На него косились, когда он вынимал блокнот и принимался писать. — Не шпион ли? Теперь это его не пугало, не как в начале, когда он только приехал в Севастополь. Тогда, случалось, женщины притаскивали его в комендатуру. Теперь, прежде чем вынуть блокнот, он объявлял присутствующим, кто он и что делает. И люди сами отшивали любопытных и подозрительных: не мешайте, писатель работает, для будущего…
А сейчас и это не помогало. Люди недоумевали: что записываешь? Как нас бомбят? Как мы драпаем? «Если бы все драпали, как вы, фашистов давно бы уж не было», — ответил он одному слишком назойливому бойцу, баюкающему свою загипсованную руку, как куклу. Боец постоял рядом, подумал и ушел озадаченный, ничего не сказав.

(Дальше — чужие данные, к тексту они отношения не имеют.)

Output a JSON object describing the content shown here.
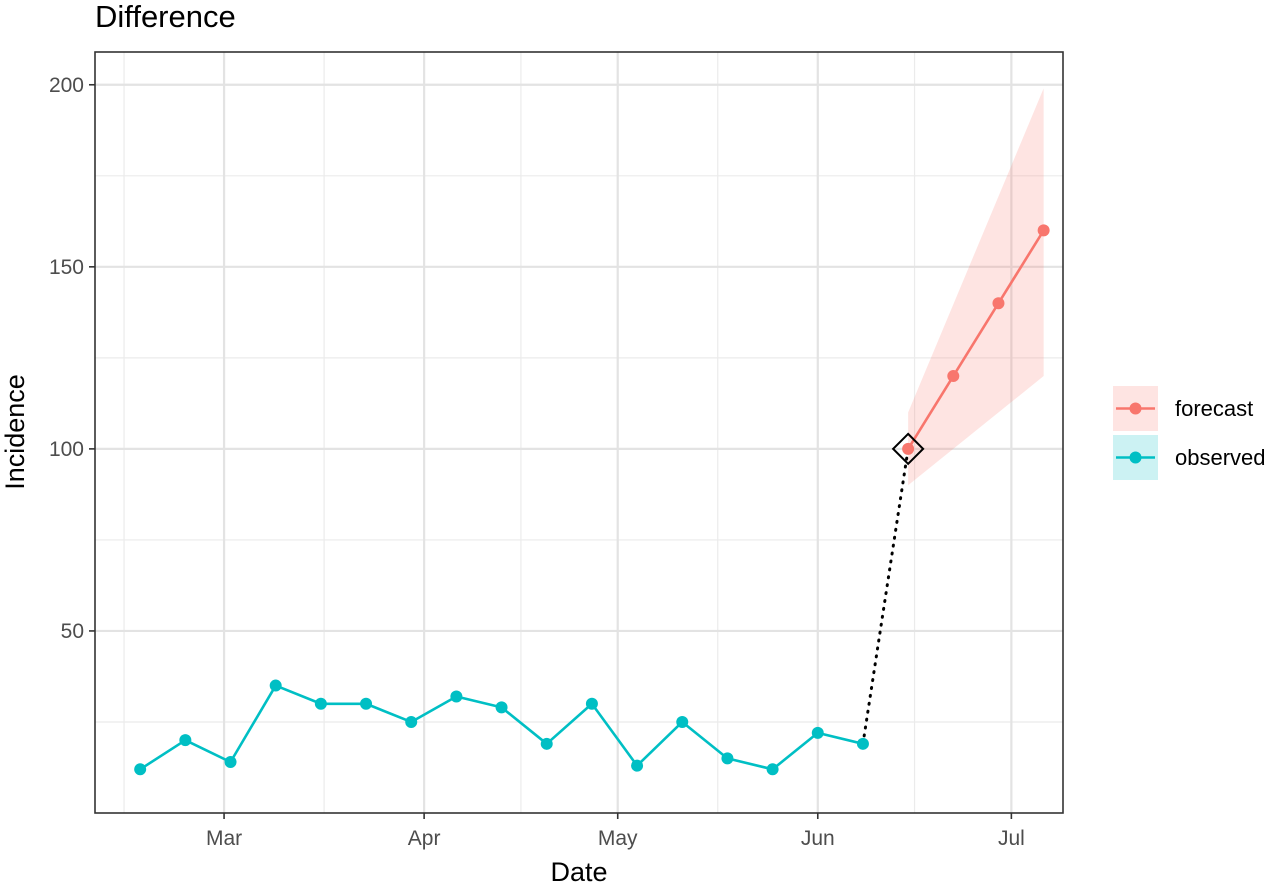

Щель, в которой Колодана застал рассвет, была слишком мелкой, и людей в ней — не повернуться. Он побежал искать другое место, спрыгнул в траншею, выкопанную по всем правилам, — со стрелковыми ячейками, подбрустверными нишами, блиндажами. Сунулся в темноту ближайшей землянки и сразу, по запаху, понял, — тут раненые. Присмотревшись, увидел их, лежавших на полу, сидевших вдоль стен. Никто не стонал, все смотрели на него, непонятно зачем забежавшего сюда здорового человека. Вышел, ничего не сказав им. Да и что он мог сказать?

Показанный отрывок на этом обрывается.